Inhalation may produce severe health damage*. The material is not thought to produce respiratory irritation (as classified using animal models). Nevertheless inhalation of the material, especially for prolonged periods, may produce respiratory discomfort and occasionally, distress. Persons with impaired respiratory function, airway diseases and conditions such as emphysema or chronic bronchitis, may incur further disability if excessive concentrations of particulate are inhaled. Trichothecenes have been used as chemical warfare in the form of yellow particles ("yellow rain"). Exposure causes symptoms of trichothecene poisoning. Effects of poisoning include painful skin lesions, lightheadedness, difficulty breathing and rapid bleeding, debility and death. Survivors can suffer from radiation sickness. Autopsies have revealed wide-ranging effects to the heart, liver and kidney. They also easily cause disruption to the production of blood cells. One member of this family has been used to treat cancer. Other effects include nausea, vomiting, low blood pressure and nervous system effects (confusion, hallucinations, seizures, chills, fever and diarrhea).
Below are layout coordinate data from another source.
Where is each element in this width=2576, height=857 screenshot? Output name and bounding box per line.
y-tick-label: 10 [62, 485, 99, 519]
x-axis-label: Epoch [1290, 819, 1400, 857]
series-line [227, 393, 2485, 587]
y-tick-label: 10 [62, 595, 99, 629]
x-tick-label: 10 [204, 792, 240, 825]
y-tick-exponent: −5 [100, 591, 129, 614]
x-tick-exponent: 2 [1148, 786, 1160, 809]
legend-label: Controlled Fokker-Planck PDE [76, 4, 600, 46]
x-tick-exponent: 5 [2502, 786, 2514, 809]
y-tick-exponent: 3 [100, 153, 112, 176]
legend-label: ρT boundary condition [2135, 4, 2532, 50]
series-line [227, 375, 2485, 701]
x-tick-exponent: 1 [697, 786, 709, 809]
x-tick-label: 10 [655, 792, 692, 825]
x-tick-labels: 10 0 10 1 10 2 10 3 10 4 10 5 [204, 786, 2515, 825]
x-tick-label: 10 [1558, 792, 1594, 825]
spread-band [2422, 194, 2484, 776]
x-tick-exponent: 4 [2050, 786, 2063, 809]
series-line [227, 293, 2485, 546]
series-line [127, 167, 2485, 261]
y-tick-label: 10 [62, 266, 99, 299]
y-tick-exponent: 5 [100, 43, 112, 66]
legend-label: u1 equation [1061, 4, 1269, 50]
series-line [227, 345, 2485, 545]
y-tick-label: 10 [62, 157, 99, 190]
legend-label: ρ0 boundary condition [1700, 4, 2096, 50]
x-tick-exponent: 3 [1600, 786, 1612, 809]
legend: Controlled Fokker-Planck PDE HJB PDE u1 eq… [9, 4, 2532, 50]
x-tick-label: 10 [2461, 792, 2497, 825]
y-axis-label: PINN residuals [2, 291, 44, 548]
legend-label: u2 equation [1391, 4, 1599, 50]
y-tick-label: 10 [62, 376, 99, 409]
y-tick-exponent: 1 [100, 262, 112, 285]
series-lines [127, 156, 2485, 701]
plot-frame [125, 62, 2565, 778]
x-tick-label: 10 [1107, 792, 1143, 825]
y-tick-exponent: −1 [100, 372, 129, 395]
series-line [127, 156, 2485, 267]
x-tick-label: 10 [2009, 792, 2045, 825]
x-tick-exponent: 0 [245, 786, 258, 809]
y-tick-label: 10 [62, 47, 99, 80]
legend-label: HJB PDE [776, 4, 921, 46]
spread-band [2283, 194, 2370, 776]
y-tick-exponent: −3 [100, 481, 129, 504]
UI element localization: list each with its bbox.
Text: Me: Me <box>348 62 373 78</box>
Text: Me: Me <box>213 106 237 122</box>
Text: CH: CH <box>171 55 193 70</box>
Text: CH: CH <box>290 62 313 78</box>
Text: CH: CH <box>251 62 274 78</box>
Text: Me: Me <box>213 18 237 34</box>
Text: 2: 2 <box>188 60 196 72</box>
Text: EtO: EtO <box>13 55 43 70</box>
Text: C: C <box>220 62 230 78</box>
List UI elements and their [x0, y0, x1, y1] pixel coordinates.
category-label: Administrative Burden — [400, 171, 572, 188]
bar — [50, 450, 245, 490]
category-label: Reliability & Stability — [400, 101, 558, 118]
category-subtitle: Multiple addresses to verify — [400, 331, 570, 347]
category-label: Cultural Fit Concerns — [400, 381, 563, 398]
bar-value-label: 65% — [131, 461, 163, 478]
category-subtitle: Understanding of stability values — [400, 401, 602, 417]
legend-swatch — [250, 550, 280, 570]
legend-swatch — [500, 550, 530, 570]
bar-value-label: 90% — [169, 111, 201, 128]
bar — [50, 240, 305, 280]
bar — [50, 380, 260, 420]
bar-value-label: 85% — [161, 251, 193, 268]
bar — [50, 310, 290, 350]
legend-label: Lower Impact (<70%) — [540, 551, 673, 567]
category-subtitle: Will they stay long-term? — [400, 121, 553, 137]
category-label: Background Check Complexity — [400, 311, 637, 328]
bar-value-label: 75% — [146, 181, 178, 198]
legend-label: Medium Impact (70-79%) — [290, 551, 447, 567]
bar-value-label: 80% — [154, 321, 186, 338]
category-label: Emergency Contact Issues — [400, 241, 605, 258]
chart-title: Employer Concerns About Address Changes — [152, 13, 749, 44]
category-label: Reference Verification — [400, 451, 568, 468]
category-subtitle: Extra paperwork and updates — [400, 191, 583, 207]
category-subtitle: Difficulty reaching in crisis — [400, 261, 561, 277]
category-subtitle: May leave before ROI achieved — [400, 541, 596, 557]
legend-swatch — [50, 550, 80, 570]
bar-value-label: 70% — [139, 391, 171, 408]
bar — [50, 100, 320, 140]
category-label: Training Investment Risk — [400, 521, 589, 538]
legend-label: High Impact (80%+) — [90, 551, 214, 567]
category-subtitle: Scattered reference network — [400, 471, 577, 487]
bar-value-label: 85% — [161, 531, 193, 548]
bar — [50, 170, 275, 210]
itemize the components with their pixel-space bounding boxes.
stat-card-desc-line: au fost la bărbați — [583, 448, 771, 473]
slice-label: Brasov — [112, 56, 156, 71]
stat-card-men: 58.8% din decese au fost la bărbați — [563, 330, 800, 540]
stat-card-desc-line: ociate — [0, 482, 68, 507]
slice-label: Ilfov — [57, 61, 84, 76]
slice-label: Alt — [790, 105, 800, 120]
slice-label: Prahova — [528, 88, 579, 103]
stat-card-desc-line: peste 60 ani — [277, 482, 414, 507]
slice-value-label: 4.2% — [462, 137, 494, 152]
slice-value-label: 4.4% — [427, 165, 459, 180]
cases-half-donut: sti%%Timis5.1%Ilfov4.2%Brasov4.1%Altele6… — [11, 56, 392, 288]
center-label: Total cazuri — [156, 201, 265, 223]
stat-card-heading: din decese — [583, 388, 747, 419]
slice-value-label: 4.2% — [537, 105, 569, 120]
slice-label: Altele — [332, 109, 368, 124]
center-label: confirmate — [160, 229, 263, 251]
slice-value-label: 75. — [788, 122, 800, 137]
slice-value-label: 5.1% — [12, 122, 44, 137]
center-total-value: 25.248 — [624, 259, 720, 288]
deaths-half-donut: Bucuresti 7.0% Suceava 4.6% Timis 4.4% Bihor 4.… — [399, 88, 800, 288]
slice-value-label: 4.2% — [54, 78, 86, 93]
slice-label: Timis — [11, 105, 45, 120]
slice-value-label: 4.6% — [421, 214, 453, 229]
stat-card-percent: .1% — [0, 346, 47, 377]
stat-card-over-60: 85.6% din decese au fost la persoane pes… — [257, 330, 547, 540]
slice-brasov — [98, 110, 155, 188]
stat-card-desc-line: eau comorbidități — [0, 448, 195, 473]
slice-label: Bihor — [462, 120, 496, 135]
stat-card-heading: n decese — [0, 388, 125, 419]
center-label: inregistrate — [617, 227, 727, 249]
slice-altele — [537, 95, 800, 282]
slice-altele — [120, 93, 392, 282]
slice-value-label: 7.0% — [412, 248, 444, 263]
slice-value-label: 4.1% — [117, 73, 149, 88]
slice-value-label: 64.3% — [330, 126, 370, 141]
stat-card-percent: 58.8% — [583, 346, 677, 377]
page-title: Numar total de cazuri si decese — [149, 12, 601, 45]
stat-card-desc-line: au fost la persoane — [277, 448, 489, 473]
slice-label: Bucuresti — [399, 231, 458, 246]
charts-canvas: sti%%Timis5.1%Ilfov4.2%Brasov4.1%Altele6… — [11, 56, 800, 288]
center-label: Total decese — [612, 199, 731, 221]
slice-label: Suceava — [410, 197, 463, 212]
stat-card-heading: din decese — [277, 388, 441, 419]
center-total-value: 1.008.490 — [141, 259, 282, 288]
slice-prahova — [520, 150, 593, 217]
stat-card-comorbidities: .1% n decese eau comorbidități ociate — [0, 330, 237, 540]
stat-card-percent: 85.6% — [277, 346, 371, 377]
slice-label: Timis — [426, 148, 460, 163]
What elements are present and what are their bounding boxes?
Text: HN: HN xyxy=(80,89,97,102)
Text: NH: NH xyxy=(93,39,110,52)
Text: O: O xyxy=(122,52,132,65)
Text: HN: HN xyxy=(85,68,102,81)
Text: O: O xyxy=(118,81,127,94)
Principal routes of exposure are usually by skin contact/absorption and inhalation of generated dust. Some tricothecenes may increase the likelihood of cancer. Chronic exposure to trichothecenes may cause inflammation and damage to the skin, with hemorrhages and purple patches. Anemia and damage to the immune function can result. Non-specific symptoms such as sore throat, diarrhea, headaches, dermatitis, hair loss and general unwellness may also be observed.